Rusland probeert de winter voor de Oekraïense bevolking zo zwaar mogelijk te maken door vitale infrastructuur te bombarderen. Daarvoor waarschuwt secretaris-generaal Jens Stoltenberg van de NAVO tijdens een bezoek aan Den Haag. „Poetins doel is om Oekraïne donker en koud achter te laten deze winter.”
Stoltenberg sprak met de ministers Wopke Hoekstra (Buitenlandse Zaken) en Kajsa Ollongren (Defensie) over onder meer de situatie in Oekraïne. Samen met de twee bewindslieden benadrukte hij na afloop van die ontmoeting hoe belangrijk het is om Oekraïne te blijven steunen, zowel militair als humanitair.

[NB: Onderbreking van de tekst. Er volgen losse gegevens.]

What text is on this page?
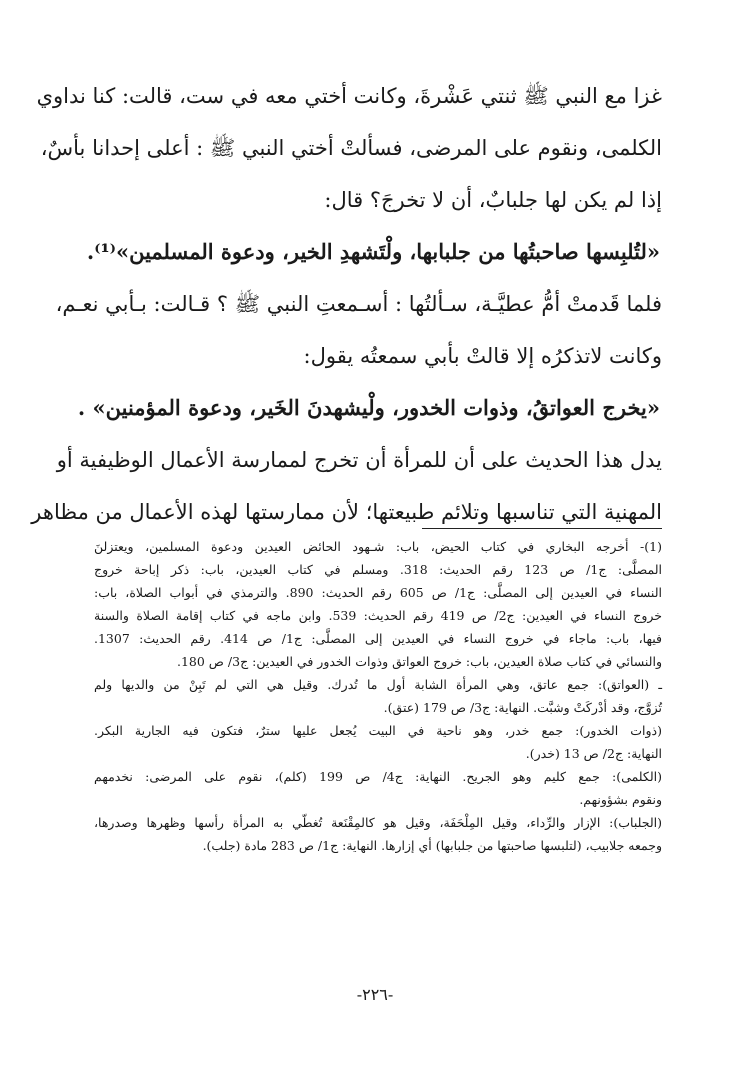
غزا مع النبي ﷺ ثنتي عَشْرةَ، وكانت أختي معه في ست، قالت: كنا نداوي
الكلمى، ونقوم على المرضى، فسألتْ أختي النبي ﷺ : أعلى إحدانا بأسٌ،
إذا لم يكن لها جلبابٌ، أن لا تخرجَ؟ قال:
«لتُلبِسها صاحبتُها من جلبابها، ولْتَشهدِ الخير، ودعوة المسلمين»⁽¹⁾.
فلما قَدمتْ أمُّ عطيَّـة، سـألتُها : أسـمعتِ النبي ﷺ ؟ قـالت: بـأبي نعـم،
وكانت لاتذكرُه إلا قالتْ بأبي سمعتُه يقول:
«يخرج العواتقُ، وذوات الخدور، ولْيشهدنَ الخَير، ودعوة المؤمنين» .
يدل هذا الحديث على أن للمرأة أن تخرج لممارسة الأعمال الوظيفية أو
المهنية التي تناسبها وتلائم طبيعتها؛ لأن ممارستها لهذه الأعمال من مظاهر
(1)- أخرجه البخاري في كتاب الحيض، باب: شـهود الحائض العيدين ودعوة المسلمين، ويعتزلنَ
المصلَّى: ج1/ ص 123 رقم الحديث: 318. ومسلم في كتاب العيدين، باب: ذكر إباحة خروج
النساء في العيدين إلى المصلَّى: ج1/ ص 605 رقم الحديث: 890. والترمذي في أبواب الصلاة، باب:
خروج النساء في العيدين: ج2/ ص 419 رقم الحديث: 539. وابن ماجه في كتاب إقامة الصلاة والسنة
فيها، باب: ماجاء في خروج النساء في العيدين إلى المصلَّى: ج1/ ص 414. رقم الحديث: 1307.
والنسائي في كتاب صلاة العيدين، باب: خروج العواتق وذوات الخدور في العيدين: ج3/ ص 180.
ـ (العواتق): جمع عاتق، وهي المرأة الشابة أول ما تُدرك. وقيل هي التي لم تَبِنْ من والديها ولم
تُزوَّج، وقد أدْركَتْ وشبَّت. النهاية: ج3/ ص 179 (عتق).
(ذوات الخدور): جمع خدر، وهو ناحية في البيت يُجعل عليها سترٌ، فتكون فيه الجارية البكر.
النهاية: ج2/ ص 13 (خدر).
(الكلمى): جمع كليم وهو الجريح. النهاية: ج4/ ص 199 (كلم)، نقوم على المرضى: نخدمهم
ونقوم بشؤونهم.
(الجلباب): الإزار والرِّداء، وقيل المِلْحَفَة، وقيل هو كالمِقْنَعة تُغطّي به المرأة رأسها وظهرها وصدرها،
وجمعه جلابيب، (لتلبسها صاحبتها من جلبابها) أي إزارها. النهاية: ج1/ ص 283 مادة (جلب).
-٢٢٦-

Het kabinet maakte vorige week 110 miljoen euro extra vrij om Oekraïne de winter door te helpen. Dat geld is onder meer bedoeld om kapotgeschoten infrastructuur en huizen te repareren. Nederland heeft tot dusver in totaal 1,5 miljard euro uitgetrokken om Oekraïne te helpen de Russische invasie het hoofd te bieden.
In militair opzicht staat Oekraïne er wel beter voor dan toen de oorlog begon. De herovering van de stad Cherson op de Russen is volgens Ollongren niet alleen een „morele boost”, maar ook van belang voor hoe de oorlog afloopt. „Een sterke positie op het slagveld betekent een sterke positie aan de onderhandelingstafel.”
En de onderhandelingstafel is toch de plek waar de meeste oorlogen worden beëindigd, aldus Stoltenberg. Wat daar voor Oekraïne een aanvaardbare uitkomst is, „is aan Oekraïne zelf om te bepalen”, benadrukt hij. Het enige dat de NAVO kan doen is „koers houden” door alle benodigde hulp te blijven bieden.
De NAVO-chef wijst er ook op dat Rusland ondanks de recente militaire nederlagen nog steeds grote delen van Oekraïne onder controle heeft. Het beschikt ook nog altijd over een grote krijgsmacht, die bovendien „bereidheid heeft getoond om zware verliezen te incasseren”.
Stoltenberg hamert er nog maar eens op dat alleen Rusland de oorlog kan stoppen door te stoppen met vechten. „Als Oekraïne stopt met vechten, is er morgen geen Oekraïne meer”.